En mars 2014, la Cour européenne des droits de l’homme (CrEDH) a rendu un arrêt mettant en cause le délai de prescription en droit suisse dans le cas de victimes de maladies liées à l’amiante. Dans l’arrêt Howald Moor et autres c. Suisse, la CrEDH s’est exprimée sur le recours déposé par la famille d’Howald Moor, décédé des suites d’un cancer de la plèvre lié au contact régulier que l’ouvrier avait avec l’amiante dans le cadre de son travail dans les années 70. Sa famille avait voulu porter l’affaire devant les tribunaux suisses après son décès en 2005, mais leurs prétentions ont été jugées prescrites par le Tribunal fédéral, qui n’est de fait pas entré en matière.

Il a fallu des années au Parlement pour se mettre d’accord, mais il a finalement doublé le délai de prescription pour les dommages corporels. Une évolution qui ne règle cependant pas réellement l’accès à la justice pour les victimes de l’amiante. D’autant plus que, parallèlement, un fonds d’indemnisation a été mis en place pour les victimes qui renoncent à toutes éventuelles actions judiciaires ultérieures. Une «solution juste et équitable» pour ceux qui ont participé à son élaboration, une façon de blanchir purement et simplement les entreprises pour les critiques.
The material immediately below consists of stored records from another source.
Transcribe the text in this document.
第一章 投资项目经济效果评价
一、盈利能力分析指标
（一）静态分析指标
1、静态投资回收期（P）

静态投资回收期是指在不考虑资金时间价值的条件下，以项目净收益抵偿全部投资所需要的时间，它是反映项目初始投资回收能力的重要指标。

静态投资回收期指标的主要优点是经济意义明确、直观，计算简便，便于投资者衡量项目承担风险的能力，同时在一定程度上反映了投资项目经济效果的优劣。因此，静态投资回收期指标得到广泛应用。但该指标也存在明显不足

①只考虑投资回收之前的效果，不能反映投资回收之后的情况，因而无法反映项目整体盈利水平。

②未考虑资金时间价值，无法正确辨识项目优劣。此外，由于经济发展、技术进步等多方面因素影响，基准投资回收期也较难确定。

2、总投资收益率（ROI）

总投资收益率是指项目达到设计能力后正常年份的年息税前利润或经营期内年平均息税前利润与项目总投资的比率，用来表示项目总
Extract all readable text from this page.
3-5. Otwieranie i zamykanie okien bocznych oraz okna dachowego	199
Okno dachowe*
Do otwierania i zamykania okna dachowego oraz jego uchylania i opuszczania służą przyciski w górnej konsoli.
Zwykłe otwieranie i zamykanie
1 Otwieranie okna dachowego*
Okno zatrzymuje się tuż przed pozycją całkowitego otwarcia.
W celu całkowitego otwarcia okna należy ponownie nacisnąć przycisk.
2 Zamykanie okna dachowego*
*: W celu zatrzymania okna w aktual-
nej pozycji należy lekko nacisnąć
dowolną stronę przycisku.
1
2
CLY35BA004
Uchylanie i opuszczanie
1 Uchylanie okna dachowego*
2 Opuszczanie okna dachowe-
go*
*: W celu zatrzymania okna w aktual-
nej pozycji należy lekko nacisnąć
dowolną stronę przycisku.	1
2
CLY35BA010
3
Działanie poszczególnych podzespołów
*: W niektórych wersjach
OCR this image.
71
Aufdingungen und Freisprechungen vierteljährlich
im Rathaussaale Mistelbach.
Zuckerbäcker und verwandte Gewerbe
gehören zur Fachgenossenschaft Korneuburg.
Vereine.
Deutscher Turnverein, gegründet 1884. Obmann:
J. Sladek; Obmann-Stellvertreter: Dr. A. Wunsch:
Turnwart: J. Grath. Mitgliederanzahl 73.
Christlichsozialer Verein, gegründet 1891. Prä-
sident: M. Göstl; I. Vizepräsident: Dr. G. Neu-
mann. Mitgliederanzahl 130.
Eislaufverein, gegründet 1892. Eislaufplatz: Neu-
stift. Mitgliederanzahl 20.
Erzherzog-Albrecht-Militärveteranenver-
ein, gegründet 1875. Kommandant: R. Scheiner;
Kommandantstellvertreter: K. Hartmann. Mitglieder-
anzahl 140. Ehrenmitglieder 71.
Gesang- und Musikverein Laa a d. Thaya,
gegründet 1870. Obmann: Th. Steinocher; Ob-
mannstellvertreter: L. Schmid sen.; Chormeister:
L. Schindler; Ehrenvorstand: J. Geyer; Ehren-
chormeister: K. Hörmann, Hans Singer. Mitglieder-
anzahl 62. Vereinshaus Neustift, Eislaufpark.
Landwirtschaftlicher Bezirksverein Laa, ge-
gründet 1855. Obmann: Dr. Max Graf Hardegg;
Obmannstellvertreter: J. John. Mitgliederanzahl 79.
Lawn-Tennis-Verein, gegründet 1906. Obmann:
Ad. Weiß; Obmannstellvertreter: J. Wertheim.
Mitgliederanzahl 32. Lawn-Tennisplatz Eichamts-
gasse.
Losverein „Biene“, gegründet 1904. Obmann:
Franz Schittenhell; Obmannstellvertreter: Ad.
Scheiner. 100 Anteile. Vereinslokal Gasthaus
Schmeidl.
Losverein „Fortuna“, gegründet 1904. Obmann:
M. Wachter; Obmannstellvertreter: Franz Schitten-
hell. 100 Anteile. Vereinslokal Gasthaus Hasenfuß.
L’argumentation de la Cour

En 2014, la CrEDH s’est dite convaincue des buts légitimes poursuivis par la règle juridique de prescription, à savoir la sécurité juridique. Elle a cependant jugé que l’application systématique de la règle de prescription à des victimes de maladies qui ne peuvent être diagnostiquées que de longues années après les événements pathogènes, prive ceux-ci de la possibilité de faire valoir leurs droits en justice. Elle a estimé que dans les cas où il est scientifiquement prouvé qu’une personne est dans l’impossibilité de savoir qu’elle souffre d’une certaine maladie, cette circonstance devrait être prise en compte dans le calcul du délai de prescription.

Les juges n'ont cependant pas examiné l'affaire du point de vue de la violation de l’article 14 CEDH et ne se sont de fait pas prononcés sur le fait de savoir si les recourant-e-s victimes de maladies liées à l’amiante étaient ou non discriminé-e-s par rapport à d’autres recourant-e-s.

Réaction du Tribunal fédéral

Le 11 novembre 2015, le Tribunal fédéral a admis dans un nouvel arrêt la demande de révision concernant les prétentions en dommages-intérêts et indemnités pour tort moral des filles d’Howald Moor. Il a ainsi renvoyé la cause au Tribunal des prud'hommes de Baden, précisant que, à la lumière de l’arrêt de la CrEDH, la prescription ne devra pas être prise en compte dans la nouvelle décision à rendre en l'espèce.

Les juges de Mon Repos ouvrent ainsi la voie à de nombreuses procédures civiles, puisque leur arrêt implique que le délai de prescription de dix ans ne pourra plus être évoqué dans les cas concernant des victimes de l’amiante.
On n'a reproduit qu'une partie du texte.